School Lunch Smarts
1021 Lead

Will the Internet replace doctor’s visits?
Seventy percent of people polled use the Internet to self-diagnose their ailments. The Doctors say that the Internet is a good tool, but it’s not a substitute for the real thing. “Don’t believe everything you read.” adds Dr. Lisa.


Fountain of youth or cesspool?

Millions of people turn to humidifiers to relieve their stuffy noses, cracked skin and dry eyes. Some claim humidifiers works wonders on the skin. Unfortunately, the devices are often breeding grounds for a plethora of bacteria and mold. The solution? Make sure to keep the device clean and the humidity setting at 37 percent.   



Do lunch meats cause cancer?
A new ad campaign released by The Cancer Project suggests that eating hot dogs and other meats preserved with nitrates can lead to cancer. Dr. Ordon says that the ad may overstate the danger, but Dr. Sears points out that nitrates, a common preservative in lunch meats, are carcinogenic. Dr. Lisa thinks a kid can have a hot dog once in awhile, as long as they stick with the old adage, everything in moderation. 

 

And with the school year underway, parents face the daily challenge of getting their kids up out of bed, dressed, fed and out the door with a healthy lunch in hand. Stacy knows all too well how tough it can be to get the little ones to eat carrot sticks instead of chips! She turns to Dr. Sears for advice regarding her daughter Zoe, a picky eater who doesn’t like healthy food. 

 

When packing a school lunch, don’t forget your ABC’s!

A= Ask. Ask kids what they like - get them involved.

B= Balance. Make sure to include whole grains, fruits and vegetables.
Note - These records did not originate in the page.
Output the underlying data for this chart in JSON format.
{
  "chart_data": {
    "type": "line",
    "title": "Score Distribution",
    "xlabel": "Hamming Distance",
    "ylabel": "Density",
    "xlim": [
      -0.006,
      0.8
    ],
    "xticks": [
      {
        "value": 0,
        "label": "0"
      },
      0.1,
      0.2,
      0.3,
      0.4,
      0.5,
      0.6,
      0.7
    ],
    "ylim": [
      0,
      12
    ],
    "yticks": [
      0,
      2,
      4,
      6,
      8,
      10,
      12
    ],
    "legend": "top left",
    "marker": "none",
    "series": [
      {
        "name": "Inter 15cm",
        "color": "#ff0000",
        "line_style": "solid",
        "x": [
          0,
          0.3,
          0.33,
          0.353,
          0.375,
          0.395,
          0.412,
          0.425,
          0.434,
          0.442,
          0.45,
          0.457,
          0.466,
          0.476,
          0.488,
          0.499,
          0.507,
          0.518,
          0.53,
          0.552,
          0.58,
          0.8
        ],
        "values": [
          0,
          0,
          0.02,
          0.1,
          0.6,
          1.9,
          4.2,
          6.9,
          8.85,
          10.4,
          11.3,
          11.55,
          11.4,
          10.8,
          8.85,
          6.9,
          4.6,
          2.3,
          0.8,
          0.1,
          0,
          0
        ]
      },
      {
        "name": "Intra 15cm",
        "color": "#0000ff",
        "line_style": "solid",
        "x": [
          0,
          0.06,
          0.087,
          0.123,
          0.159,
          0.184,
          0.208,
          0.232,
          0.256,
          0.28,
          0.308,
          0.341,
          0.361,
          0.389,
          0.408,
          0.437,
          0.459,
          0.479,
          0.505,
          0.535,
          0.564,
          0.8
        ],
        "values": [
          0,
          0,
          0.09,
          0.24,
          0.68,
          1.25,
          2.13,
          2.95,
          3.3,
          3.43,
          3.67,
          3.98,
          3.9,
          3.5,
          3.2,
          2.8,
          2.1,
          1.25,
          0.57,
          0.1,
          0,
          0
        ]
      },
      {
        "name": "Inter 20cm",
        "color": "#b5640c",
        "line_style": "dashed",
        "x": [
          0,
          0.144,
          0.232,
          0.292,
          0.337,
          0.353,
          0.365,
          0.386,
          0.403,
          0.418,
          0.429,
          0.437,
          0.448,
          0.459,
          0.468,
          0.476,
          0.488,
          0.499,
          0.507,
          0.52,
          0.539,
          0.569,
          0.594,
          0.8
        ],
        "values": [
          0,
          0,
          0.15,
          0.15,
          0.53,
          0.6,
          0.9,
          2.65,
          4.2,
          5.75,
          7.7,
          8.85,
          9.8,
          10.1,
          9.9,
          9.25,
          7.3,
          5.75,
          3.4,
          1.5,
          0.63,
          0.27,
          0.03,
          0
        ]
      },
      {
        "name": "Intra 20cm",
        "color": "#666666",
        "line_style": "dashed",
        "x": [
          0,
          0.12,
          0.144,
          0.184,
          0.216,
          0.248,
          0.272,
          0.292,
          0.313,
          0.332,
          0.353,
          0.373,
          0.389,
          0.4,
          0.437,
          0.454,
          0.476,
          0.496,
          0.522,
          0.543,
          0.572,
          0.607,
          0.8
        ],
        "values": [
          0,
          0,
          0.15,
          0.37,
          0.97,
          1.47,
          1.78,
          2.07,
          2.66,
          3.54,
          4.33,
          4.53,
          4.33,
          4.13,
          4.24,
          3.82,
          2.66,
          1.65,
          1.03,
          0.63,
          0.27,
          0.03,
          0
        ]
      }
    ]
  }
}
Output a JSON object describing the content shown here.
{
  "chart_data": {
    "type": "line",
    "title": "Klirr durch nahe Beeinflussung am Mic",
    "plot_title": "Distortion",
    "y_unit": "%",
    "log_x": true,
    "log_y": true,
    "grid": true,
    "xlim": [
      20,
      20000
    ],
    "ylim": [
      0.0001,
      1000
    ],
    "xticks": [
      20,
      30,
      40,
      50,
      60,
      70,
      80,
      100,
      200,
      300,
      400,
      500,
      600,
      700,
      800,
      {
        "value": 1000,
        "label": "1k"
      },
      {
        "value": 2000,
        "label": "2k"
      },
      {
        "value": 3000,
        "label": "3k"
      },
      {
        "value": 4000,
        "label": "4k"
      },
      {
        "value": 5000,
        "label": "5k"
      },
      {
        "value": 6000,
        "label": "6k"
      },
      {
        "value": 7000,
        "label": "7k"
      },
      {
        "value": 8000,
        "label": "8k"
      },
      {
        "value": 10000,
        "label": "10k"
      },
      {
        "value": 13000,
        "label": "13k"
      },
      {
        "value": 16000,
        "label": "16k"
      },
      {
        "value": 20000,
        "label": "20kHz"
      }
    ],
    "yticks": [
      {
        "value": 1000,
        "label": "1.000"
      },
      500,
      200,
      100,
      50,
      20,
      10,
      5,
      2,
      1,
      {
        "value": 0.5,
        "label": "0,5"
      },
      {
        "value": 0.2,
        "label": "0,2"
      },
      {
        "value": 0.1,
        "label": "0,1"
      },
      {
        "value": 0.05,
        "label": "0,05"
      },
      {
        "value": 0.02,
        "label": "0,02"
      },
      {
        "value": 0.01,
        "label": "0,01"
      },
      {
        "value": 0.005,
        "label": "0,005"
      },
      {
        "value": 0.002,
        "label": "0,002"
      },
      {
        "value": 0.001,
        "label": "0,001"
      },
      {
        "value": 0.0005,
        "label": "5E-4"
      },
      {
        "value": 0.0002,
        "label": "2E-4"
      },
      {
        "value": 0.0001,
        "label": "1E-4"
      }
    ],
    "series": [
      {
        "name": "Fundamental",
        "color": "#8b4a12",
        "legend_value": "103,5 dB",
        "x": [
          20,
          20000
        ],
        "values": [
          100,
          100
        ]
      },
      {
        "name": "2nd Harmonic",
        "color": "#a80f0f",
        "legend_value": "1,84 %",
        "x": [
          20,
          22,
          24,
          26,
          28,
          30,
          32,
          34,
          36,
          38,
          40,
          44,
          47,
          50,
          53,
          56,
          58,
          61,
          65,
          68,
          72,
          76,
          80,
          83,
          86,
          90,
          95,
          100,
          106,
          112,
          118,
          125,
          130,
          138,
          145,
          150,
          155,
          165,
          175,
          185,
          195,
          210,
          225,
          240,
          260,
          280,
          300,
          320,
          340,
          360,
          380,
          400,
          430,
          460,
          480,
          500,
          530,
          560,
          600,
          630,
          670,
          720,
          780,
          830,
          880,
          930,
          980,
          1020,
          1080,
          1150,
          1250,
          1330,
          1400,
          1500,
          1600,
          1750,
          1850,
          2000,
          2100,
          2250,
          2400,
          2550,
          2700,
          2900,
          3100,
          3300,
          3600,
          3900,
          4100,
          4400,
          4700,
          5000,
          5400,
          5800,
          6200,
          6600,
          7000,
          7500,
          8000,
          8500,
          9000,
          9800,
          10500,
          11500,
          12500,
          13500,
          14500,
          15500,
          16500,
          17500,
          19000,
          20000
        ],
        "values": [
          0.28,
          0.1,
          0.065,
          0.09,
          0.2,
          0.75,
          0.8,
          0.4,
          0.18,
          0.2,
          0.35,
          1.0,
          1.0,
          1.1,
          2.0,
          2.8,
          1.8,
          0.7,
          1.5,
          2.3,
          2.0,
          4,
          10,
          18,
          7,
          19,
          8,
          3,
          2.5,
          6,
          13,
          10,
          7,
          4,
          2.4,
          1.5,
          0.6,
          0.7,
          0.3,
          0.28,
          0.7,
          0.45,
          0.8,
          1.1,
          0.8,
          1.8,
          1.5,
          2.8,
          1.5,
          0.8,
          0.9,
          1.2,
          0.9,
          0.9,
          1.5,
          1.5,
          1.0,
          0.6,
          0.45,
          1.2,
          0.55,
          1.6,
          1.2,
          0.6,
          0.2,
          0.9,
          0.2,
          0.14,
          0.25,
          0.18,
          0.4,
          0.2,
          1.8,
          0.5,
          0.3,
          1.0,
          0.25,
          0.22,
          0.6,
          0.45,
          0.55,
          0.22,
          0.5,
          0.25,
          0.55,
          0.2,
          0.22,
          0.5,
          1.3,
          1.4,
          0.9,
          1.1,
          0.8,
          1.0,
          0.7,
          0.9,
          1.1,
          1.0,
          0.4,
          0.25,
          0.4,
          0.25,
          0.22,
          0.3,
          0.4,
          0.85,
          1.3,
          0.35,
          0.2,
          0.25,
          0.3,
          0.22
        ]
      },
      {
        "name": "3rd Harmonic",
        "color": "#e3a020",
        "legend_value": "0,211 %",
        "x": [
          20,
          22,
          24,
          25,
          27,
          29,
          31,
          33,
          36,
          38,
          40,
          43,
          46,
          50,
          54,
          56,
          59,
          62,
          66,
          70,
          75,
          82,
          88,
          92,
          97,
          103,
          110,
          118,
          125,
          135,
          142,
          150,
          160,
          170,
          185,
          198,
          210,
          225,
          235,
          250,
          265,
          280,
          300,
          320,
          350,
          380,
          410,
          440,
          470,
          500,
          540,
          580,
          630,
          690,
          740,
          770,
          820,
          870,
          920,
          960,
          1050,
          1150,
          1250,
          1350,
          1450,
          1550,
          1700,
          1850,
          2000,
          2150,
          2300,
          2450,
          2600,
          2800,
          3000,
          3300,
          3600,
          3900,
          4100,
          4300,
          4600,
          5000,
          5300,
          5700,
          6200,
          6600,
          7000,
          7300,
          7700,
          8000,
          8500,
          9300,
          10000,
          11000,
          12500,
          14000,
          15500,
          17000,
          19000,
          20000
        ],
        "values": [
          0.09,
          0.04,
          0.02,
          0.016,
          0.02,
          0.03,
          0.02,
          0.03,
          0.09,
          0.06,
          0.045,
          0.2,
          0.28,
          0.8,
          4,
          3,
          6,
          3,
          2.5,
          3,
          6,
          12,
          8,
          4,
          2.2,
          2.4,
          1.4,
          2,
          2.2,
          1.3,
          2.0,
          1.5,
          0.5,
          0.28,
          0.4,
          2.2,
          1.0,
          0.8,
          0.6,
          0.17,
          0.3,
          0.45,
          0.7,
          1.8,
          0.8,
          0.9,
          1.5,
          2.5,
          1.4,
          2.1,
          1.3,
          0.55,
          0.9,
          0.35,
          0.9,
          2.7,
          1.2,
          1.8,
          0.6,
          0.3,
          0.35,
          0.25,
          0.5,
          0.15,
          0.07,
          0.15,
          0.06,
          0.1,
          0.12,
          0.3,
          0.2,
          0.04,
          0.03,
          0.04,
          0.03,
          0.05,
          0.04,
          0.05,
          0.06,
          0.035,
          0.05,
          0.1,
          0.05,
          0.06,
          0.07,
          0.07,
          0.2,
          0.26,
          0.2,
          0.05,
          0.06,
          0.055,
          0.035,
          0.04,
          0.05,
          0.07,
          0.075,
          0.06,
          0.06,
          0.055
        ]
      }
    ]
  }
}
C= Creativity. Have fun with food. Kids love colors and crunch. Use your imagination to make snacks such as banana logs, veggie kabobs, fruit pizza and turkey pinwheels.

 

The FDA’s food pyramid has been updated, and Dr. Sears and Dr. Travis talk about the important changes. “Be mindful of portions,” Dr. Sears adds. “Don’t forget – kids only need 1500 – 2000 calories per day.”

 

If you go to great lengths to make sure your kids eat healthy, chances are, your efforts are derailed every day your child goes to school. The same institutions that teach your kids reading, writing and ‘rithmetic often have a failing grade in nutrition. Two angry moms witnessed the amount of junk food in their kids’ school cafeteria and decided to do something about it. Forty-eight-year-old Susan and 49-year-old Amy took on their school systems to effect change, and explain how you can do the same in your hometown.

 


da Vinci Surgical System

An amazing new technology revolutionizes surgery. Five hundred years ago, Leonardo da Vinci changed the way we saw the human body. Today, the name synonymous with “masterpiece” changes the way we see surgery, literally. The da Vinci Surgical System utilizes a microscope and intuitive robotic arms to perform delicate and minimal surgeries that were once considered highly invasive. The Doctors bring you behind the rope for a front row seat of da Vinci’s performance.

 

Forty-two-year-old Annette was told she needs hysterectomy due to tissue changes and a mass of tumors in her uterus. But Annette, who has had four c-sections, is afraid. “If I get cut open again, I could die. I could hemorrhage to death,” she explains.

 

Dr. Sherry Levin, a da Vinci robot specialist, tells Annette that she’s the perfect candidate for a laproscopic hysterectomy. She explains that the procedure is minimally invasive, incredibly precise, and has minimal downtime. The Da Vinci is used for hysterectomies and prostatectomies and only available in 8 percent of hospitals in the United States. She demonstrates the exquisite capabilities of the robotic “hands” and invites Dr. Lisa to give it a try.